Brad listened with the same intensity he probably brought to game footage, asking questions that showed he was truly paying attention. He shared his own stories—teammates' kids who struggled in school, his own challenges with what he now recognized as ADHD before hockey gave him focus.

"I would have been one of your projects," he said with a self-deprecating smile.

"Students, not projects," I corrected. "Every child deserves to be seen as a whole person, not a problem to solve."

"Is that why you do it? Special education?"
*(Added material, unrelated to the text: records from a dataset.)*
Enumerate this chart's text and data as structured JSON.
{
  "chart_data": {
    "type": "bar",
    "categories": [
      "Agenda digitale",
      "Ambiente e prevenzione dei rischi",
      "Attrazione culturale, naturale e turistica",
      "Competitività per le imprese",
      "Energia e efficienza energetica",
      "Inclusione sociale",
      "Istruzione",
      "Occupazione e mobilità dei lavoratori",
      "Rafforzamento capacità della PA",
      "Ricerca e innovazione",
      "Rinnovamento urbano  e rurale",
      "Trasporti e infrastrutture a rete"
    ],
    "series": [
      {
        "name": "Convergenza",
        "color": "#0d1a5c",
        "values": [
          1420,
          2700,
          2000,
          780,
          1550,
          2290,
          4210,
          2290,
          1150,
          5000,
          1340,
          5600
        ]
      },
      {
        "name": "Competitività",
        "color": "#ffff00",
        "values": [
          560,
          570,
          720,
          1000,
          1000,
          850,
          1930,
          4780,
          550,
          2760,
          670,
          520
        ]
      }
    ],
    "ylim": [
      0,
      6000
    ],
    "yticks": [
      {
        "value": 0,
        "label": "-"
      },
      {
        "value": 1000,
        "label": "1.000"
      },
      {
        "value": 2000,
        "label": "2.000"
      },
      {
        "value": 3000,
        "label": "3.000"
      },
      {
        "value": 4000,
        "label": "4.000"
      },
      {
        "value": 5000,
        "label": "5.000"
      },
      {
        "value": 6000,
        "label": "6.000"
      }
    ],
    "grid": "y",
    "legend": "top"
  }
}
"I volunteered at a children's hospital in college," I said, remembering those transformative months. "There was this boy, Chris, who'd been in an accident. Everyone focused on his physical therapy, but he was struggling to read. I started working with him, adapting materials to his abilities. The day he read an entire book by himself..." I smiled at the memory. "His mom cried. His doctors were amazed. But Chris just looked at me and said, 'I knew I could do it. You just showed me how.'"

"And you were hooked."

"Completely. Marcus never understood. He said I was limiting myself, that I could do 'so much more' than work with 'those kids.'" I felt the familiar anger rise. "As if helping children learn isn't important enough."

"Marcus sounds like an ass."

The blunt assessment startled a laugh out of me. "He was. Is. I just took too long to see it."

Brad shifted closer, his warmth a comfort in the cold rink. "Sometimes we can't see things until we're ready. Took me two years to admit Sarah was gone, really gone. I kept her voicemail active just to hear her say 'Leave a message' every day."

"Do you still—?"

"No. Finn found me listening to it one night, crying in my truck. He climbed into my lap and said, 'Daddy, Mommy's not in the phone.' Kid was five and understood better than I did."

The lights suddenly blazed back to life, making us both blink. A cheerful voice called out, "You folks can head out now! Sorry about the lockdown!"

We stood up, the spell broken by fluorescent reality. But as Brad helped me off the ice, his hand lingered in mine.

"Same time next week?" he asked, then quickly added, "For skating practice. You're getting better."

"I nearly fell twelve times."

"But you didn't. That's progress."

I looked up at him—this careful man who measured breathing rates in precise increments, yet was asking me to take an unmeasured chance.

"Okay," I agreed.

Driving home, still wrapped in the ghost of his warmth, I thought about the moment before the lights came back. The way he'd leaned toward me, how I'd tilted my face up, the space between us shrinking until—

"Stop it," I told myself firmly. "He's grieving. You're rebounding. This is a terrible idea."

But I was already planning what to wear next week, already imagining his hands on my waist again, steady and sure.

Back in my cabin, I pulled out the romance novel I'd been reading, then set it aside. For once, reality was more interesting than fiction. Complicated, messy, probably inadvisable reality—but interesting nonetheless.

I fell asleep wearing his hoodie, which I'd "forgotten" to return, telling myself it was just because it was warm.

But warmth had never made my heart race like this before.